The global furniture and housewares brand IKEA is known for its classic ‘Big-Blue box’ showrooms, located on the outskirts of cities all over the world. Here customers can discover, test, and purchase products before bringing them home, and enjoy a meal at the restaurant to enhance the shopping journey. Based on its ‘Access for everyone’ principle, in recent years IKEA has developed a new urban retail format that has already been rolled out in cities like Hong Kong and Taipei. The aim is to establish showrooms in areas where people live, move, and work. This paper focuses on IKEA’s urban store format in Hong Kong, revealing its role as a space of hyper-consumption, where local groups have gradually established social spaces, under the constraints of a neoliberal urban ethos. IKEA’s democratic imperative, giving access to testing their furniture in home-like settings, has, perhaps inadvertently, generated ideal settings for informal encounters among specific social groups, such as youth, the elderly, and migrant domestic workers; groups that would not necessarily mix in the city under normal circumstances. Based on unobtrusive observations and interviews with users and brand representatives, the paper a) categorizes informal activities that go beyond normal shopping activities; b) compares them with the Blue-Box format, and with other similar spaces of consumption in the city; and c) discusses them as a tactical reinterpretation of social space by groups in the city, who lack spaces in which to interact.

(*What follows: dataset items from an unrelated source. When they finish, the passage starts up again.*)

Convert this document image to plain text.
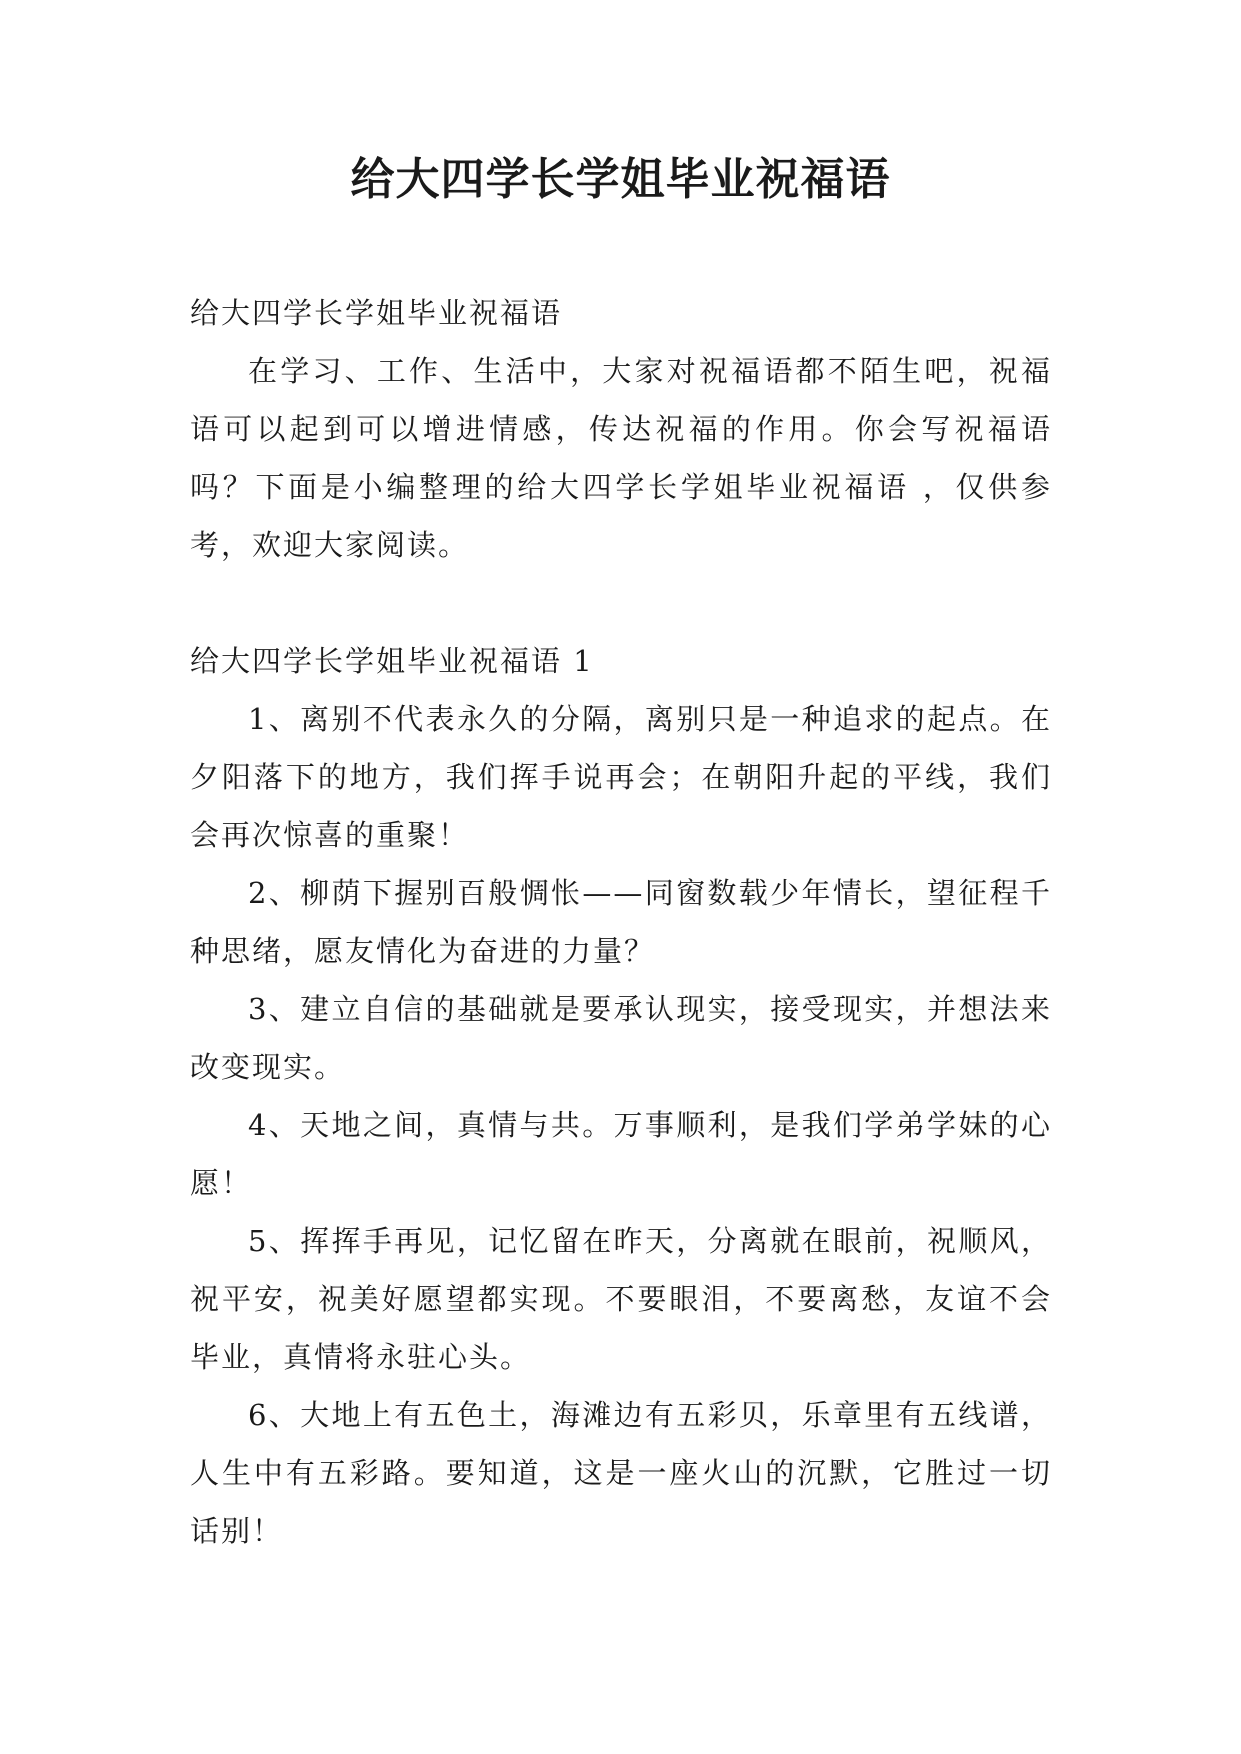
给大四学长学姐毕业祝福语

给大四学长学姐毕业祝福语

在学习、工作、生活中，大家对祝福语都不陌生吧，祝福语可以起到可以增进情感，传达祝福的作用。你会写祝福语吗？下面是小编整理的给大四学长学姐毕业祝福语 ，仅供参考，欢迎大家阅读。

给大四学长学姐毕业祝福语 1

1、离别不代表永久的分隔，离别只是一种追求的起点。在夕阳落下的地方，我们挥手说再会；在朝阳升起的平线，我们会再次惊喜的重聚！

2、柳荫下握别百般惆怅——同窗数载少年情长，望征程千种思绪，愿友情化为奋进的力量？

3、建立自信的基础就是要承认现实，接受现实，并想法来改变现实。

4、天地之间，真情与共。万事顺利，是我们学弟学妹的心愿！

5、挥挥手再见，记忆留在昨天，分离就在眼前，祝顺风，祝平安，祝美好愿望都实现。不要眼泪，不要离愁，友谊不会毕业，真情将永驻心头。

6、大地上有五色土，海滩边有五彩贝，乐章里有五线谱，人生中有五彩路。要知道，这是一座火山的沉默，它胜过一切话别！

Dr Caterina Villani is Assistant Professor in Urban and Regional Planning in the School of Architecture, Planning and Environmental Policy at the University College Dublin. Her research investigates three main areas: urban design, transport policy, and critical urban theory. She holds a PhD from the City University of Hong Kong. Before joining UCD, Caterina was a PolyU Distinguished Postdoctoral Fellow at The Hong Kong Polytechnic University. Her research aims to combine multi-disciplinary approaches to envision more inclusive urban forms and processes.
Dr. Mia Münster is a Research Assistant Professor at PolyU School of Design in Hong Kong. She earned her PhD from Copenhagen Business School and holds master’s degrees in Architecture and Design. Mia has over 20 years of professional experience as a designer and in the field of retail and hospitality design. Mia has published research on optimization of design processes, on the designer’s role in the transition to circular economy, and on the effect of designed spaces on their users. She is currently conducting cross-cultural studies of the design and culture found in commercial interiors.